An Integrated Framework for Production Data Analysis Using Machine Learning and Wavelets

Investigator: Dante Orta (PhD student)

Modeling reservoir response through data-driven methods requires a set of input variables to codify the necessary information to obtain a reservoir’s response from available data such as oil or liquids flow rate and make estimates of future behavior or fill in data gaps. This set of input variables, also referred to as features are fundamental in determining a model’s performance and ability to capture complex behavior. Defining features to capture reservoir response can be a challenge due to the complexity of the physical process, changes in flow regimes or operation modes. In a reservoir a superposition of processes is often happening at the same time. These can be noise, well interference, water injection pressure support, etc. These processes can present a challenge to the modeler to when choosing features but can also be leveraged to inform potential choices for model input variables.

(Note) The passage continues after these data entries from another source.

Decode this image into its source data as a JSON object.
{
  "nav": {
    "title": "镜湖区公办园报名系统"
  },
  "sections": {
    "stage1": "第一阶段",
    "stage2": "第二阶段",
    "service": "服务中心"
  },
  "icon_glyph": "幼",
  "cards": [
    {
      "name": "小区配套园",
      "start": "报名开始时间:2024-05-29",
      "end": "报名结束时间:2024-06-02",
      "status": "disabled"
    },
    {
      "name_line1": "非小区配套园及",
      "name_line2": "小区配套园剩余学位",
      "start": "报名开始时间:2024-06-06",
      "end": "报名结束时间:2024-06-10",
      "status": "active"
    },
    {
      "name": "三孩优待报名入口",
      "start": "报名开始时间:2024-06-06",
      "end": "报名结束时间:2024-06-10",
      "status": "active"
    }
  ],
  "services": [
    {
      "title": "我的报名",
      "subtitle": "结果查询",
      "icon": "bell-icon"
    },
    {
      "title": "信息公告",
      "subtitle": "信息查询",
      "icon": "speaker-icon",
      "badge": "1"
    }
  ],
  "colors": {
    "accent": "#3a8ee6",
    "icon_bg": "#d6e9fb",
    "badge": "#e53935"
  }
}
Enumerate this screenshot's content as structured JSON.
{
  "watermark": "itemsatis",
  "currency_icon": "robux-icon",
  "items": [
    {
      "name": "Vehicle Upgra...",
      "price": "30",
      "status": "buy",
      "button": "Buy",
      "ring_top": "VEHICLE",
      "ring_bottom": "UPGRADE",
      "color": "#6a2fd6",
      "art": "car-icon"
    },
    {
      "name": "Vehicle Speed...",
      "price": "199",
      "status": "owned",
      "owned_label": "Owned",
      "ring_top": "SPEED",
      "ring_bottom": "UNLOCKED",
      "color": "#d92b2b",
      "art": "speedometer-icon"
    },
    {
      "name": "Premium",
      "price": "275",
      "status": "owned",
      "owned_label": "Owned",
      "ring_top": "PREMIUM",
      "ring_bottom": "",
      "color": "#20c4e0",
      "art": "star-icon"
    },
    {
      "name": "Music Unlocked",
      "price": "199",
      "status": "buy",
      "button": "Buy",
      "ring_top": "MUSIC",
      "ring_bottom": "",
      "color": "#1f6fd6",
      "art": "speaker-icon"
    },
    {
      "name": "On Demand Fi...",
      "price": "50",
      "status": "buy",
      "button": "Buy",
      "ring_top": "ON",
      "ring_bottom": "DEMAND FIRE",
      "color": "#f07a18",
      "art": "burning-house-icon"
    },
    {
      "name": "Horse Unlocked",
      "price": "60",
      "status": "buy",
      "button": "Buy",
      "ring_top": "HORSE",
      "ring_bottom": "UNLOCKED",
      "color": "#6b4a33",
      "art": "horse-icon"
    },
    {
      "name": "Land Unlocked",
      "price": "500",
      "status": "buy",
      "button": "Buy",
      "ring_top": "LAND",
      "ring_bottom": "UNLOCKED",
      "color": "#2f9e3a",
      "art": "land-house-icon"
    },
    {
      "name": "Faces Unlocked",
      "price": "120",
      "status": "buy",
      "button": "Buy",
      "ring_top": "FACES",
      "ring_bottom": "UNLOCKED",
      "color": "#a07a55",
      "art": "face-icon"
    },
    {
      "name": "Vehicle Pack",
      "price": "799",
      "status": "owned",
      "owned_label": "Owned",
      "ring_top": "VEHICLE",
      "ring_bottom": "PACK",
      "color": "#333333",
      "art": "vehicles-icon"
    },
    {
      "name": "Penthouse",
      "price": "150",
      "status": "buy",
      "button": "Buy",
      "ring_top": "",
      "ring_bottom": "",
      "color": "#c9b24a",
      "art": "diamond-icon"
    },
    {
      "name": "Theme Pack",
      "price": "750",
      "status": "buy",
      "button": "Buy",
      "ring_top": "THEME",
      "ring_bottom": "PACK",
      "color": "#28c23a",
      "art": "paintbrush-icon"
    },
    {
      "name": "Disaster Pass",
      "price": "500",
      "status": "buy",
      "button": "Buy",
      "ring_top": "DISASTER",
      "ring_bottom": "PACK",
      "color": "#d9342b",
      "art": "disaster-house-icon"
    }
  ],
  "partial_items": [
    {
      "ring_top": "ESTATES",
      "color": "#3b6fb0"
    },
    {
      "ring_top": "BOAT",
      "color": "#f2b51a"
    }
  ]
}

A useful set of features is one that allows the modeling technique to extract maximum information with minimum effort. This means preserving relevant information such as short-term localized events as well as longer duration effects that might be present in data. Wavelet transforms have been shown to have some of those desirable properties, which make them an ideal candidate for using in the design of useful features for modeling reservoir response. This work showcases some of the properties of wavelet transforms and uses them to build a fully data-driven modeling framework for capturing reservoir response from production data.

The framework covers the full data processing pipeline that a modeler must go through in a real-life scenario, and it deals with challenges that appear when using with production data such as data imperfections and discontinuities. In addition to the fitting of the flow rate to pressure mapping, additional goals were established for the full modeling framework. These objectives are:

Use of a full data-driven model. No explicit use of physical equations or reservoir model knowledge is assumed.
Minimize the process of data cleaning and avoid the selection of individual transients for modeling.
Seamlessly deal with the presence of noise in the data. Assume that noise is inherent to the data.
Allow for the use of incomplete data in the model building process. This can be in the form of data discontinuities in time or uneven sampling frequencies between data variables.

The modeling framework introduced the Maximum Overlap Discrete Wavelet Transform Multiresolution Analysis (MODWT-MRA) as a useful transform for decomposing production time series data. Moreover, the research proved that applying the MODWT-MRA is equivalent to decomposing a single well’s data into a set of virtual wells that present simpler behavior when compared to the original flowrate and pressure readings (Figure 1). These virtual wells decomposition is then leveraged with the use of machine learning and deep learning models to capture the reservoir response.

*Figure 1. The MODWT-MRA decomposes a single well’s data into virtual wells*

The framework was tested using a variety of learning methodologies including the linear and neural network-based models, out of which the LassoNet proved to have the best performance. The proposed model can recover both pressure response from flow rate data as well as reconstruct flow rate history using pressure readings with varying amounts of missing data (Figure 2).

The framework was extended to a two well system with both wells operating at the same time. In this scenario, the model’s target was to identify an individual well’s response and encode it to produce that well’s response as it would be in isolation. This process effectively identifies and filters out interference while adequately capturing the well’s pressure response (Figure 3).

Overall, the framework demonstrates how to leverage the properties of wavelets to produce data-driven reservoir response models using imperfect production data time-series. Noise and incomplete data are treated as inherent parts of data and using wavelets, model complexity is kept to the minimum necessary even for more difficult tasks such as interference detection.